Małokarpacki Region Winiarski rozciąga się od Bratysławy na przestrzeni kilkudziesięciu kilometrów na północny wschód, aż do Trnavy, Hornych Orešan i Smolenic. W br. w Dniach Otwartych Piwnic zorganizowanych już po raz siódmy, uczestniczyło ich 142. Od największych, produkujących ponad milion litrów każda, po małe piwniczki rodzinne. Każda oznaczona była dużą i widoczną zieloną tablicą z numerem i zapraszała na degustację posiadaczy specjalnych „Paszportów winnych". Dołączano do nich mapę drogową z lokalizacją tych piwnic w poszczególnych miejscowościach.
A także torebkę z tkaniny z paskiem na szyję, ze szklanym kielichem na wino. Specjalnie na nią przygotowanym, z emblematem imprezy. Spośród ponad 30 miejscowości, winnice znajdujące się w których uczestniczyły w tegorocznych Dniach, byliśmy w stanie odwiedzić w celach degustacyjnych zaledwie kilka. Wrażenie zrobiła na mnie wytwórnia win „Elesko" w Modrej nie tylko ze względu na ich ogrom i nowoczesność. Oferuje ona gościom także noclegi w apartamentach, restaurację, winiarnię i sklep specjalistyczny.

 

Zoya Museum oraz wino królów i prezydentów

Posiada również dostępne do zwiedzania, jedno z największych w Europie spośród prywatnych, Zoya Museum o ponad 1000 m² powierzchni wystawowej. A w nim m.in. duży, liczący kilkadziesiąt pozycji, zbiór prac „króla pop-artu" Andy Warhola i wielu innych artystów słowackich. Aktualnie – do jesieni – można oglądać rewelacyjną wystawę rzeźb w brązie Miloša Karáska inspirowanych sztuką Czarnej Afryki.

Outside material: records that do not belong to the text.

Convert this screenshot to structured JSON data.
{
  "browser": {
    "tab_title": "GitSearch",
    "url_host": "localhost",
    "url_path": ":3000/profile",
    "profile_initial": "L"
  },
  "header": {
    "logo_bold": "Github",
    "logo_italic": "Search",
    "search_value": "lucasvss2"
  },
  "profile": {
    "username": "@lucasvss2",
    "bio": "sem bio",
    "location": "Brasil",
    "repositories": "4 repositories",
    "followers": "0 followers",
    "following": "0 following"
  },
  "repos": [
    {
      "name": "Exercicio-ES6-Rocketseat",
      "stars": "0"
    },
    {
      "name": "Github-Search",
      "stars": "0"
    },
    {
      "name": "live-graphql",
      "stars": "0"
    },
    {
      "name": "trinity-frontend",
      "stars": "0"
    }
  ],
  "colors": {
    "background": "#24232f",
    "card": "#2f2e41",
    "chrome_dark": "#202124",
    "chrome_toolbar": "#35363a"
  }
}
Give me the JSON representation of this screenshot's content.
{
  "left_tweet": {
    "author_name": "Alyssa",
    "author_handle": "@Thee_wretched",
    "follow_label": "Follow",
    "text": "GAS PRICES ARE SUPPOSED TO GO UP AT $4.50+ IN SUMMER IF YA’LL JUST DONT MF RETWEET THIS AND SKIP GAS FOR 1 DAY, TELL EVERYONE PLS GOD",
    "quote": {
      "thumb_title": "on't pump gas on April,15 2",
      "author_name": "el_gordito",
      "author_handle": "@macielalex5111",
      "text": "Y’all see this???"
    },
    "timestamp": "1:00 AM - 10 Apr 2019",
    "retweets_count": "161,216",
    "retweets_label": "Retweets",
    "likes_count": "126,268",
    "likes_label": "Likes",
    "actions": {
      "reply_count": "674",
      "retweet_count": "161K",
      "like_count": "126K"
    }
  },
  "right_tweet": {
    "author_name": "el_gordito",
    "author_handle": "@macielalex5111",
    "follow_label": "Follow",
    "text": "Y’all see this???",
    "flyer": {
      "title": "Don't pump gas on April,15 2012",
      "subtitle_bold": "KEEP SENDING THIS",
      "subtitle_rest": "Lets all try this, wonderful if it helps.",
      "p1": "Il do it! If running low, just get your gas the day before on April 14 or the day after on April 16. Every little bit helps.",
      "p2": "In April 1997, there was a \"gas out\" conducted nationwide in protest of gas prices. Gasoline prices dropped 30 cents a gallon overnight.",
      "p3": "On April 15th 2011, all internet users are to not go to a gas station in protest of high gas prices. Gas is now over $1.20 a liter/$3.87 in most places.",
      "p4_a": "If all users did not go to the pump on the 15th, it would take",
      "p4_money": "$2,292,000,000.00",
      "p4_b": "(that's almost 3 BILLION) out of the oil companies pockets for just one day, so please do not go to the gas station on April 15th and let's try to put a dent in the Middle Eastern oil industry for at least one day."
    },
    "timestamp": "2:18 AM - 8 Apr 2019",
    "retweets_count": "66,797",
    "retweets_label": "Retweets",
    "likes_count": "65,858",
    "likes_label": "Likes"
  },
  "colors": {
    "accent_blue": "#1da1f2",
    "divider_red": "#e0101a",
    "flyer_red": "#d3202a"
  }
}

W kilku salach „zderzono" głównie drewniane rzeźby i maski z Afryki Centralnej, a także liczne z różnych regionów Gabonu i Konga ze zbiorów artysty oraz kilkadziesiąt jego wspaniałych, oryginalnych prac.
Wytwórnia produkuje nie tylko szeroki asortyment win, ale również dwa rodzaje destylatów typu włoska grappa czy gruzińska czacza. Doskonałych, tylko niezrozumiale drogich nawet uwzględniając akcyzę: 20 € za półlitrową butelkę w sklepie firmowym. Surowiec: wytłoki winogron jest przecież tani, technologia produkcji prosta, a pracochłonność niewielka. Oprowadzający nas po halach produkcyjnych i piwnicach kierownik Andrej Gubány zwrócił naszą uwagę na świeże (zakład jest nowy, winnice założono w 2004 roku, a pierwsze zbiory z nich uzyskano w 2008 roku) dębowe, ponad 200 litrowe beczki.
Przechowywane jest w nich wino degustowane, a następnie zakupione przez odwiedzające zakład osobistości. Leżakują one czekając na dyspozycję kiedy je przelać do butelek. Na denku każdej z nich jest tabliczka z informacją: gatunek, rocznik, data wizyty – zakupu oraz do kogo należy zwartość. Obok „Cuvée Albernet Dunaj" prezydenta Federacji Rosyjskiej Władimira Putina z datą wizyty i zakupu: 13.5.2011 r. stoi inna nabyta przez b. prezydenta i obecnego premiera tego kraju Dmitrija Miedwiediewa.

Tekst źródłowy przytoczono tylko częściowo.